Planet hidden in Hubble archives

A new way to process images reveals an extrasolar planet that had been hiding in an 11-year-old Hubble picture

Editor’s note: This story was first published on SN Online February 17. On April 1, the Space Telescope Science Institute in Baltimore, Md., issued a press release announcing the finding.

OLD DATA, NEW FIND A new image processing technique reveals something not before seen in this Hubble Space Telescope image taken 11 years ago: A faint planet (arrows), the outermost of three discovered with ground-based telescopes last year around the young star HR 8799. D. Lafrenière et al., ApJ Letters
THE HIDDEN PLANET An artistic illustration of the giant planet HR 8799b. NASA, ESA, and G. Bacon (STScI)

Like tiny jewels not yet uncovered, a trove of previously unknown extrasolar planets — perhaps as many as 100 — await discovery in a vast archive of images taken by the Hubble Space Telescope, the results of a new search technique suggest.

Using the new method, astronomers can more precisely model the amount and distribution of scattered light produced by young nearby stars suspected of spawning planets, and then subtract the light from images of those stars. Once the glare of the light from the parent stars is removed, young Jupiter-mass planets that emit faint but detectable amounts of heat may show up in images already taken by Hubble’s near-infrared camera.

That’s just what David Lafrenière of the University of Toronto and his colleagues found after examining old Hubble images to look for a planet known to exist around the star HR 8799. Last year, a team led by Christian Marois of the National Research Council of Canada’s Herzberg Institute of Astrophysics in Victoria,  which included Lafrenière, used ground-based telescopes to image three planets around that star (SN: 12/6/08, p. 5 ).

Alerted that another group of astronomers had used the Hubble camera in 1998 to image the same star but had come up empty-handed, Marois, Lafrenière and two collaborators reanalyzed the 11-year-old Hubble images of HR 8799. After subtracting the scattered starlight estimated from the new model, the astronomers recovered the outermost of the trio of planets recently imaged, the team reports online at arXiv.org (http://lanl.arxiv.org/abs/0902.3247) and in an upcoming Astrophysical Journal Letters.
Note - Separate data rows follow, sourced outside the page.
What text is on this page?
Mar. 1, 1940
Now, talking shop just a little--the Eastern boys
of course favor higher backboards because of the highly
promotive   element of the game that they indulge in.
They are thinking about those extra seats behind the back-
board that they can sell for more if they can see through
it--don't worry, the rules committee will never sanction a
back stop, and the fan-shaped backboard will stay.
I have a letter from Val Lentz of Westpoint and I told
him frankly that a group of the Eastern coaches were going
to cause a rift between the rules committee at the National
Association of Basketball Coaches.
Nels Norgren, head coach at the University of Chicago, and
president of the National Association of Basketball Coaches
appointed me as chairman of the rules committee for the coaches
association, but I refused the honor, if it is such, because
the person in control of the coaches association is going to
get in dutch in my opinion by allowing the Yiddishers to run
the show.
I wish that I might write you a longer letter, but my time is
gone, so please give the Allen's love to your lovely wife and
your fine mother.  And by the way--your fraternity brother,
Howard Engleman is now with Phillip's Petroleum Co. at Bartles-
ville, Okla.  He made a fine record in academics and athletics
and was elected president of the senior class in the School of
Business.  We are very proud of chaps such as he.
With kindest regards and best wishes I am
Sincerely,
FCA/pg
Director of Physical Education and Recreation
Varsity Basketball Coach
The other two planets, which lie closer to the star, still could not be seen in the Hubble images.

The new study “definitely indicates that we should reanalyze all the existing Hubble images of young stars with the new approach — there’s probably 100 to 200 stars where planets could be seen,” comments planet-hunter Bruce Macintosh of the Lawrence Livermore National Laboratory in California. Some of these stars, he notes, have already been examined by the high-resolution Keck telescopes atop Hawaii’s Mauna Kea. “But there’s quite a few that are outside Keck’s field of view or that have just never been looked at by anyone else. There’s definitely a chance of finding more.”

The archival image of the planet, which lies about 70 times the Earth-sun distance from HR 8799 and takes more than 400 years to complete a single orbit, supplies evidence that confirms the body has a circular path. It also adds to evidence that the planet’s atmosphere contains water vapor and clouds of dust, notes study coauthor Travis Barman of Lowell Observatory in Flagstaff, Ariz.

The full range of infrared wavelengths recorded by Hubble literally puts the planet in a new light, since absorption by Earth’s atmosphere prevents some of the radiation from reaching telescopes on the ground.

But the most important result, says Lafrenière, is that the new image processing technique reaches “sensitivities 10 times better than what people have been obtaining for the past 10 years. We have seen a planet that had gone unnoticed before despite careful looks.”

The new technique’s success, he adds, “will certainly have a bearing on all future space-based direct imaging searches for extrasolar planets” including those with Hubble, the future James Webb Space Telescope and the proposed Terrestrial Planet Finder.

“The first thing it tells you is how valuable maintaining long-term archives can be. Here is a major discovery that’s been lurking in the data for about 10 years!” comments Matt Mountain, director of the Space Telescope Science Institute in Baltimore, which operates Hubble “The second thing its tells you is having a well calibrated archive is necessary but not sufficient to make breakthroughs — it also takes a very innovative group of people to develop very smart extraction routines that can get rid of all the artifacts to reveal the planet hidden under all that telescope and detector structure.”